Primary school teachers at an earlier protest

Teaching unions said on Tuesday they have launched consultations with political parties as the dialogue with the education ministry on the streamlining of state schools appears to be headed to an impasse.

The boards of the primary and secondary teaching unions Poed and Oelmek and technical education Oltek held a joint meeting on Tuesday to assess the oral response of Education Minister Costas Hambiaouris to the proposals they submitted last Friday.

Following the meeting they said they would send another letter to Hambiaouris reiterating the positions they have already outlined to the minister and are expecting his response on Wednesday.

The government measures on streamlining teachers’ duties that concern putting an end to the reduction in teaching hours according to length of service but also for extra-curricular activities, put in effect earlier in the month, meant that around 300 contract teachers will not be re-hired for the next school year, the unions said on Tuesday.

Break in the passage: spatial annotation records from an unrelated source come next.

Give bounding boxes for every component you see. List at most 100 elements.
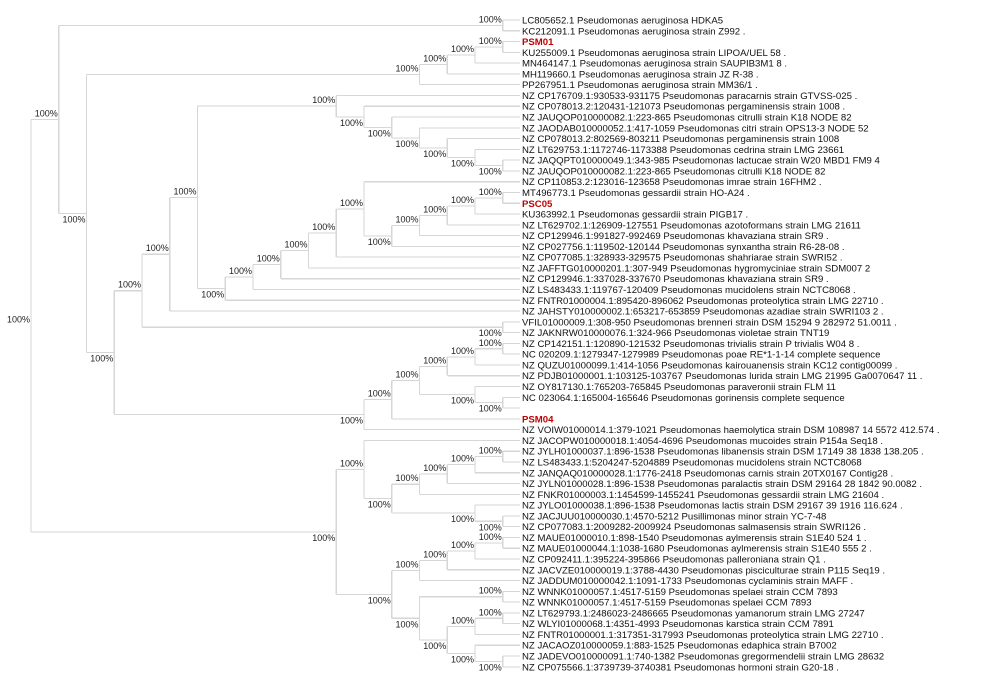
bootstrap-support-label: 100%	[479, 187, 502, 197]
taxon-label: NZ CP092411.1:395224-395866 Pseudomonas …	[522, 555, 826, 566]
taxon-label: NZ LS483433.1:119767-120409 Pseudomonas …	[522, 285, 856, 296]
taxon-label: NZ MAUE01000044.1:1038-1680 Pseudomonas …	[522, 544, 872, 555]
taxon-label: NZ FNTR01000001.1:317351-317993 Pseudomo…	[522, 630, 884, 641]
bootstrap-support-label: 100%	[340, 118, 363, 128]
bootstrap-support-label: 100%	[451, 396, 474, 406]
taxon-label: NZ CP142151.1:120890-121532 Pseudomonas …	[522, 339, 859, 350]
taxon-label: NZ VOIW01000014.1:379-1021 Pseudomonas h…	[522, 425, 940, 436]
taxon-label: NZ CP078013.2:802569-803211 Pseudomonas …	[522, 134, 839, 145]
bootstrap-support-labels: 100% 100% 100% 100% 100% 100% 100% 100% 100% 100%…	[7, 14, 502, 672]
bootstrap-support-label: 100%	[173, 186, 196, 196]
bootstrap-support-label: 100%	[423, 549, 446, 559]
highlighted-isolate-label: PSC05	[522, 199, 553, 210]
bootstrap-support-label: 100%	[312, 533, 335, 543]
bootstrap-support-label: 100%	[62, 215, 85, 225]
bootstrap-support-label: 100%	[368, 128, 391, 138]
bootstrap-support-label: 100%	[451, 44, 474, 54]
taxon-label: NZ JACJUU010000030.1:4570-5212 Pusillimo…	[522, 511, 826, 522]
bootstrap-support-label: 100%	[368, 389, 391, 399]
bootstrap-support-label: 100%	[479, 36, 502, 46]
bootstrap-support-label: 100%	[395, 139, 418, 149]
taxon-label: NZ OY817130.1:765203-765845 Pseudomonas …	[522, 382, 836, 393]
taxon-label: NZ JANQAQ010000028.1:1776-2418 Pseudomon…	[522, 468, 893, 479]
bootstrap-support-label: 100%	[423, 641, 446, 651]
bootstrap-support-label: 100%	[423, 463, 446, 473]
bootstrap-support-label: 100%	[146, 243, 169, 253]
bootstrap-support-label: 100%	[423, 204, 446, 214]
bootstrap-support-label: 100%	[395, 619, 418, 629]
taxon-label: LC805652.1 Pseudomonas aeruginosa HDKA5	[522, 16, 723, 27]
highlighted-isolate-label: PSM04	[522, 414, 554, 425]
bootstrap-support-label: 100%	[229, 266, 252, 276]
bootstrap-support-label: 100%	[395, 64, 418, 74]
taxon-label: NZ MAUE01000010.1:898-1540 Pseudomonas a…	[522, 533, 867, 544]
taxon-label: NZ CP075566.1:3739739-3740381 Pseudomona…	[522, 662, 839, 673]
taxon-label: NZ CP176709.1:930533-931175 Pseudomonas …	[522, 91, 857, 102]
bootstrap-support-label: 100%	[423, 53, 446, 63]
taxon-label: NZ JYLH01000037.1:896-1538 Pseudomonas l…	[522, 447, 924, 458]
taxon-label: KU363992.1 Pseudomonas gessardii strain …	[522, 210, 748, 221]
taxon-label: NZ JAFFTG010000201.1:307-949 Pseudomonas…	[522, 263, 870, 274]
taxon-label: MH119660.1 Pseudomonas aeruginosa strain…	[522, 69, 759, 80]
bootstrap-support-label: 100%	[479, 338, 502, 348]
bootstrap-support-label: 100%	[340, 198, 363, 208]
highlighted-isolate-label: PSM01	[522, 37, 554, 48]
taxon-label: NZ QUZU01000099.1:414-1056 Pseudomonas k…	[522, 360, 897, 371]
bootstrap-support-label: 100%	[479, 404, 502, 414]
taxon-label: NZ WNNK01000057.1:4517-5159 Pseudomonas …	[522, 598, 812, 609]
bootstrap-support-label: 100%	[340, 416, 363, 426]
taxon-label: MN464147.1 Pseudomonas aeruginosa strain…	[522, 59, 787, 70]
bootstrap-support-label: 100%	[257, 254, 280, 264]
bootstrap-support-label: 100%	[201, 290, 224, 300]
bootstrap-support-label: 100%	[340, 459, 363, 469]
bootstrap-support-label: 100%	[451, 514, 474, 524]
bootstrap-support-label: 100%	[368, 595, 391, 605]
leaf-labels: LC805652.1 Pseudomonas aeruginosa HDKA5K…	[522, 16, 940, 674]
bootstrap-support-label: 100%	[7, 315, 30, 325]
bootstrap-support-label: 100%	[118, 280, 141, 290]
taxon-label: KC212091.1 Pseudomonas aeruginosa strain…	[522, 26, 745, 37]
bootstrap-support-label: 100%	[479, 586, 502, 596]
taxon-label: NZ JACVZE010000019.1:3788-4430 Pseudomon…	[522, 565, 885, 576]
taxon-label: NZ LS483433.1:5204247-5204889 Pseudomona…	[522, 457, 862, 468]
taxon-label: NZ CP129946.1:337028-337670 Pseudomonas …	[522, 274, 829, 285]
bootstrap-support-label: 100%	[423, 355, 446, 365]
taxon-label: NZ CP078013.2:120431-121073 Pseudomonas …	[522, 102, 845, 113]
bootstrap-support-label: 100%	[479, 14, 502, 24]
taxon-label: NZ JAQQPT010000049.1:343-985 Pseudomonas…	[522, 156, 880, 167]
taxon-label: NZ LT629753.1:1172746-1173388 Pseudomona…	[522, 145, 844, 156]
taxon-label: NZ CP129946.1:991827-992469 Pseudomonas …	[522, 231, 829, 242]
taxon-label: NZ JYLO01000038.1:896-1538 Pseudomonas l…	[522, 501, 903, 512]
taxon-label: NZ JAHSTY010000002.1:653217-653859 Pseud…	[522, 307, 884, 318]
bootstrap-support-label: 100%	[479, 662, 502, 672]
bootstrap-support-label: 100%	[479, 522, 502, 532]
taxon-label: NZ JACAOZ010000059.1:883-1525 Pseudomona…	[522, 641, 837, 652]
bootstrap-support-label: 100%	[451, 615, 474, 625]
bootstrap-support-label: 100%	[451, 195, 474, 205]
bootstrap-support-label: 100%	[368, 237, 391, 247]
bootstrap-support-label: 100%	[479, 328, 502, 338]
taxon-label: NZ CP027756.1:119502-120144 Pseudomonas …	[522, 242, 845, 253]
bootstrap-support-label: 100%	[312, 95, 335, 105]
taxon-label: NZ FNKR01000003.1:1454599-1455241 Pseudo…	[522, 490, 884, 501]
taxon-label: NZ CP077083.1:2009282-2009924 Pseudomona…	[522, 522, 866, 533]
taxon-label: NZ JAUQOP010000082.1:223-865 Pseudomonas…	[522, 166, 825, 177]
taxon-label: NZ JAUQOP010000082.1:223-865 Pseudomonas…	[522, 113, 852, 124]
taxon-label: NZ CP077085.1:328933-329575 Pseudomonas …	[522, 253, 843, 264]
bootstrap-support-label: 100%	[451, 454, 474, 464]
bootstrap-support-label: 100%	[451, 158, 474, 168]
bootstrap-support-label: 100%	[423, 149, 446, 159]
taxon-label: NZ FNTR01000004.1:895420-896062 Pseudomo…	[522, 296, 884, 307]
taxon-label: NZ PDJB01000001.1:103125-103767 Pseudomo…	[522, 371, 922, 382]
bootstrap-support-label: 100%	[312, 222, 335, 232]
taxon-label: NZ JADDUM010000042.1:1091-1733 Pseudomon…	[522, 576, 853, 587]
bootstrap-support-label: 100%	[395, 559, 418, 569]
taxon-label: KU255009.1 Pseudomonas aeruginosa strain…	[522, 48, 786, 59]
taxon-label: NZ WLYI01000068.1:4351-4993 Pseudomonas …	[522, 619, 834, 630]
bootstrap-support-label: 100%	[35, 109, 58, 119]
taxon-label: NZ JAODAB010000052.1:417-1059 Pseudomona…	[522, 123, 869, 134]
bootstrap-support-label: 100%	[451, 346, 474, 356]
bootstrap-support-label: 100%	[479, 607, 502, 617]
taxon-label: NZ LT629793.1:2486023-2486665 Pseudomona…	[522, 608, 865, 619]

In their letter, they reiterate that they do not accept the measures decided by cabinet on July 4 and that is why that have submitted their counterproposals. They said they would take their final decision after they have seen Hambiaouris’ written response.

“We have to say that the dialogue seemed to be headed to an impasse two days ago, but we expect that the reply from the ministry will offer a way out,” Poed head Fylios Fylaktou said after the meeting.

He said there is a large gap between their positions and that of Hambiaouris following the meeting on Sunday but that the unions were willing to shorten the distance. “We expect that the other side will take the same attitude.”

Otherwise, he said, “you realise that the problems we will be faced with will be very serious.”

Fylaktou said the consultations with political parties “will help in overcoming the difficult situation education and schools are in”.

Hitting back at the claims made by the unions about the problems in the appointment of teachers, the education ministry said this year the total number of teachers set to be appointed to permanent positions will be 159 more than last year. The total for the 2018-2019 school year is set to be 844, while last year only 685 new teachers were appointed.

The ministry will also move forward with 150 contract positions as well.

“The claim that dozens of teachers would remain unemployed due to decisions made at the cabinet meeting, is incorrect,” the ministry said in a statement.

According to daily Politis, President Nicos Anastasiades, who is on holiday in the Seychelles, has intervened with suggestions to both sides in a bid to move the dialogue forward.

On whether they would meet Anastasiades, Fylaktou said that this is something they too read in the media.

The two sides have agreed on an intensive dialogue – launched last week – in a bid to reach a consensus to ensure the smooth opening of schools in September.

In the letter they sent to Hambiaouris, the unions propose, among other things, that the ministry could reduce teacher secondments to the ministry, suspend teacher training programmes, transfer permanent teachers who have become superfluous due to lack of interest by pupils in their subjects to other posts, and offer incentives for early retirement.